By KIM SMITH DEDAM
Staff Writer
September 01, 2008 04:00 am
—
KEENE -- It was a solid, smashed rutabaga hit.
In food, in story and even in a rutabaga ballad, the lowly root crop turned out to be a worthy cause for celebration.
The first-ever Great Adirondack Rutabaga Festival drew a large crowd Sunday, with scores of the curious and hungry piling on to Marcy Field for a rutabaga bite or two.
Mashed and baked with cranberries, grated with chives into cheesecake, pureed into creamy soup and spiced in frosted sweet cakes -- no matter how they cooked it -- the day was the root crop's redemption.
Lily Frechette, 2, strolled under a red striped tent in a pale-green cotton dress clutching two very large rutabaga plants about her height.
She just tugged them from the community garden ground.
The smallest one earned the tot a first place for perfect-shaped rutabaga.
Her brother, Cedar, 6, won a prize for the most distinctive rutabaga.
And Larry Jaques, a gardener and all-around Keene cook and pot washer, took first place for the biggest rutabaga, a specimen about the size of a honeydew melon.
Some people gawked at it.
They had never seen a rutabaga grown so big.
Some people had never even seen a rutabaga at all.
"In fact, we were just trying to figure out what a rutabaga is," said Carol Young.
Jaques said there was no secret method for growing big rutabagas.
"I just put a seed in the ground and put the water to it."

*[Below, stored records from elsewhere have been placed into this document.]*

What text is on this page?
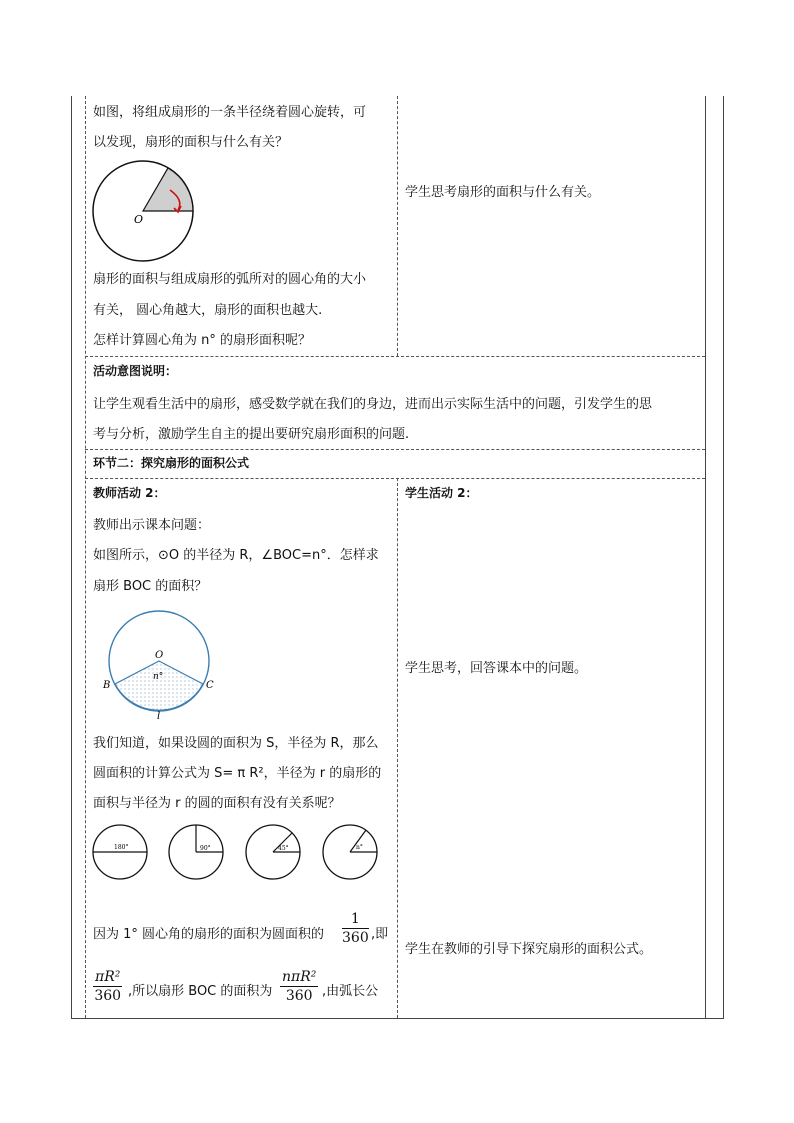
如图，将组成扇形的一条半径绕着圆心旋转，可
以发现，扇形的面积与什么有关？
O
扇形的面积与组成扇形的弧所对的圆心角的大小
有关， 圆心角越大，扇形的面积也越大.
怎样计算圆心角为 n° 的扇形面积呢？
学生思考扇形的面积与什么有关。
活动意图说明：
让学生观看生活中的扇形，感受数学就在我们的身边，进而出示实际生活中的问题，引发学生的思
考与分析，激励学生自主的提出要研究扇形面积的问题.
环节二：探究扇形的面积公式
教师活动 2：
教师出示课本问题：
如图所示，⊙O 的半径为 R，∠BOC=n°．怎样求
扇形 BOC 的面积？
O
n°
B	C
l
我们知道，如果设圆的面积为 S，半径为 R，那么
圆面积的计算公式为 S= π R²，半径为 r 的扇形的
面积与半径为 r 的圆的面积有没有关系呢？
180°	90°	45°	n°
因为 1° 圆心角的扇形的面积为圆面积的 $\frac{1}{360}$ ,即
$\frac{\text{πR²}}{360}$ ,所以扇形 BOC 的面积为
nπR²
360 ,由弧长公
学生活动 2：
学生思考，回答课本中的问题。
学生在教师的引导下探究扇形的面积公式。
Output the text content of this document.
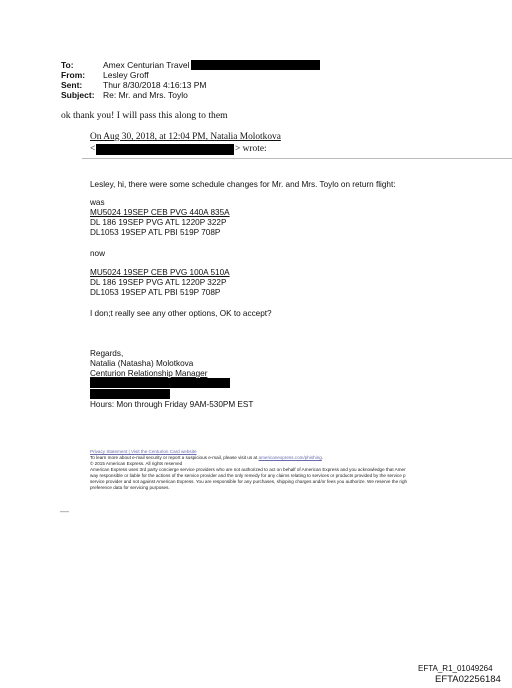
To:	Amex Centurian Travel
From: Lesley Groff
Sent: Thur 8/30/2018 4:16:13 PM
Subject: Re: Mr. and Mrs. Toylo
ok thank you! I will pass this along to them
On Aug 30, 2018, at 12:04 PM, Natalia Molotkova
<	> wrote:
Lesley, hi, there were some schedule changes for Mr. and Mrs. Toylo on return flight:
was
MU5024 19SEP CEB PVG 440A 835A
DL 186 19SEP PVG ATL 1220P 322P
DL1053 19SEP ATL PBI 519P 708P
now
MU5024 19SEP CEB PVG 100A 510A
DL 186 19SEP PVG ATL 1220P 322P
DL1053 19SEP ATL PBI 519P 708P
I don;t really see any other options, OK to accept?
Regards,
Natalia (Natasha) Molotkova
Centurion Relationship Manager
Hours: Mon through Friday 9AM-530PM EST
Privacy Statement | Visit the Centurion Card website
To learn more about e-mail security or report a suspicious e-mail, please visit us at americanexpress.com/phishing.
© 2015 American Express. All rights reserved
American Express uses 3rd party concierge service providers who are not authorized to act on behalf of American Express and you acknowledge that Amer
way responsible or liable for the actions of the service provider and the only remedy for any claims relating to services or products provided by the service p
service provider and not against American Express. You are responsible for any purchases, shipping charges and/or fees you authorize. We reserve the righ
preference data for servicing purposes.
—
EFTA_R1_01049264
EFTA02256184
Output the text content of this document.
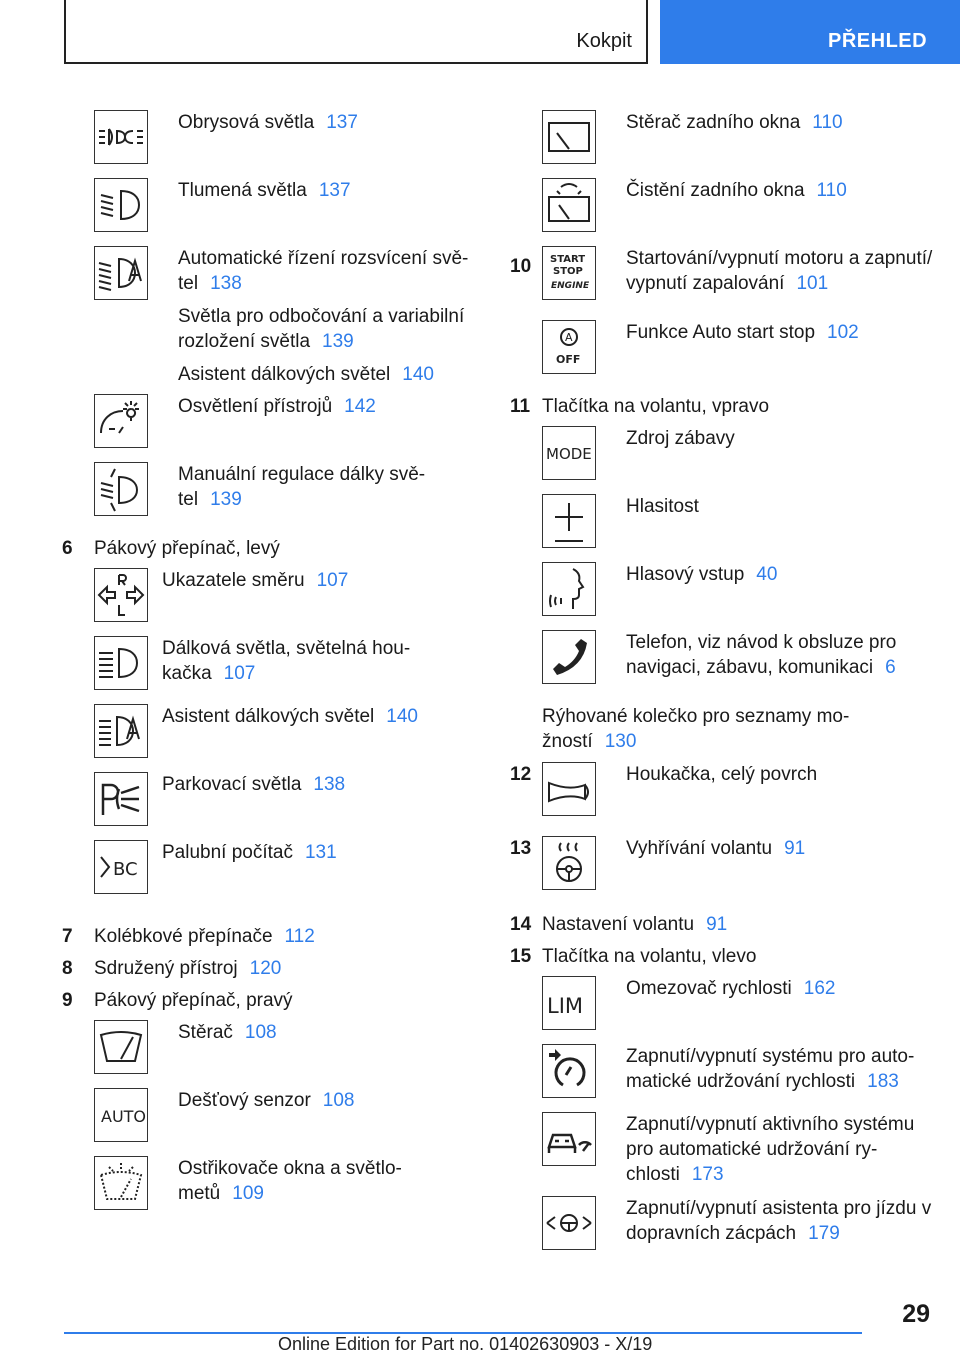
Kokpit	PŘEHLED

Obrysová světla 137

Tlumená světla 137

Automatické řízení rozsvícení svě-tel 138

Světla pro odbočování a variabilní rozložení světla 139

Asistent dálkových světel 140

Osvětlení přístrojů 142

Manuální regulace dálky svě-tel 139

6 Pákový přepínač, levý

Ukazatele směru 107

Dálková světla, světelná hou-kačka 107

Asistent dálkových světel 140

Parkovací světla 138

BC

Palubní počítač 131

7 Kolébkové přepínače 112
8 Sdružený přístroj 120
9 Pákový přepínač, pravý

Stěrač 108

AUTO

Dešťový senzor 108

Ostřikovače okna a světlo-metů 109

Stěrač zadního okna 110

Čistění zadního okna 110

10 START
STOP
ENGINE

Startování/vypnutí motoru a zapnutí/ vypnutí zapalování 101

A
OFF

Funkce Auto start stop 102

11 Tlačítka na volantu, vpravo
MODE

Zdroj zábavy

Hlasitost

Hlasový vstup 40

Telefon, viz návod k obsluze pro navigaci, zábavu, komunikaci 6

Rýhované kolečko pro seznamy mo-žností 130
12	Houkačka, celý povrch

13	Vyhřívání volantu 91

14 Nastavení volantu 91
15 Tlačítka na volantu, vlevo
LIM

Omezovač rychlosti 162

Zapnutí/vypnutí systému pro auto-matické udržování rychlosti 183

Zapnutí/vypnutí aktivního systému pro automatické udržování ry-chlosti 173

Zapnutí/vypnutí asistenta pro jízdu v dopravních zácpách 179

29
Online Edition for Part no. 01402630903 - X/19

He also baked a mashed rutabaga casserole that gathered a crowd when he pulled it hot from the toaster oven.
The piping hot crockery was a buttery blend of rutabaga, cranberries and maple syrup with crumb topping.
"I better get out of the way," he said, "before I get run over."
Hudson Treadwell, 6, entered the root-crop coloring contest.
He was hesitant to bite a raw slice of the pungent plant.
"I've tried it before," he said, raising a knowing eyebrow.
But he thought the rutabaga cake was pretty delicious.
His sister Gigi, age 3, worked for 20 minutes on an abstract work of rutabaga art in quick strokes of crayon and colored pencil.
"Well, a rutabaga is a very abstract thing," her grandmother Libby said.
Many festival folks thought Keene might garner distinction as the rutabaga capital of the Adirondacks.
"I think it could be, I think Keene could be put on the map for that," said Pam Both, who served up a three-cheese rutabaga herb spread on crusty bread.
"It think Keene could be the capital of anything, as long as there's a good time involved," Keene Supervisor Bill Ferebee said.
There is already a rutabaga capital of the world in Cumberland, Wisc., said Tom Both, chairman of Adirondack Harvest, who dreamed up the harvest celebration.
"He suggested it to the board, and we told him we weren't going to do it," said Laurie Davis, coordinator for Adirondack Harvest.
"The next thing you know, I was printing out posters."
Both said rutabagas keep well in the winter.
"You can eat them a hundred different ways," she added.
Meanwhile, musician Joan Crane struck up a rooty tune called "music to eat a rutabaga by."
And Alana Both took the tin foil off an iced cake, kind of a carrot-cake recipe made with, what else, rutabaga.
Visiting family at Rivermede Farm, Jane Ross asked for the recipe. Her niece is getting married soon.
"I think this would make a terrific wedding cake," she said.
The recipe and others will be posted on the Web at www.adirondackharvest.com.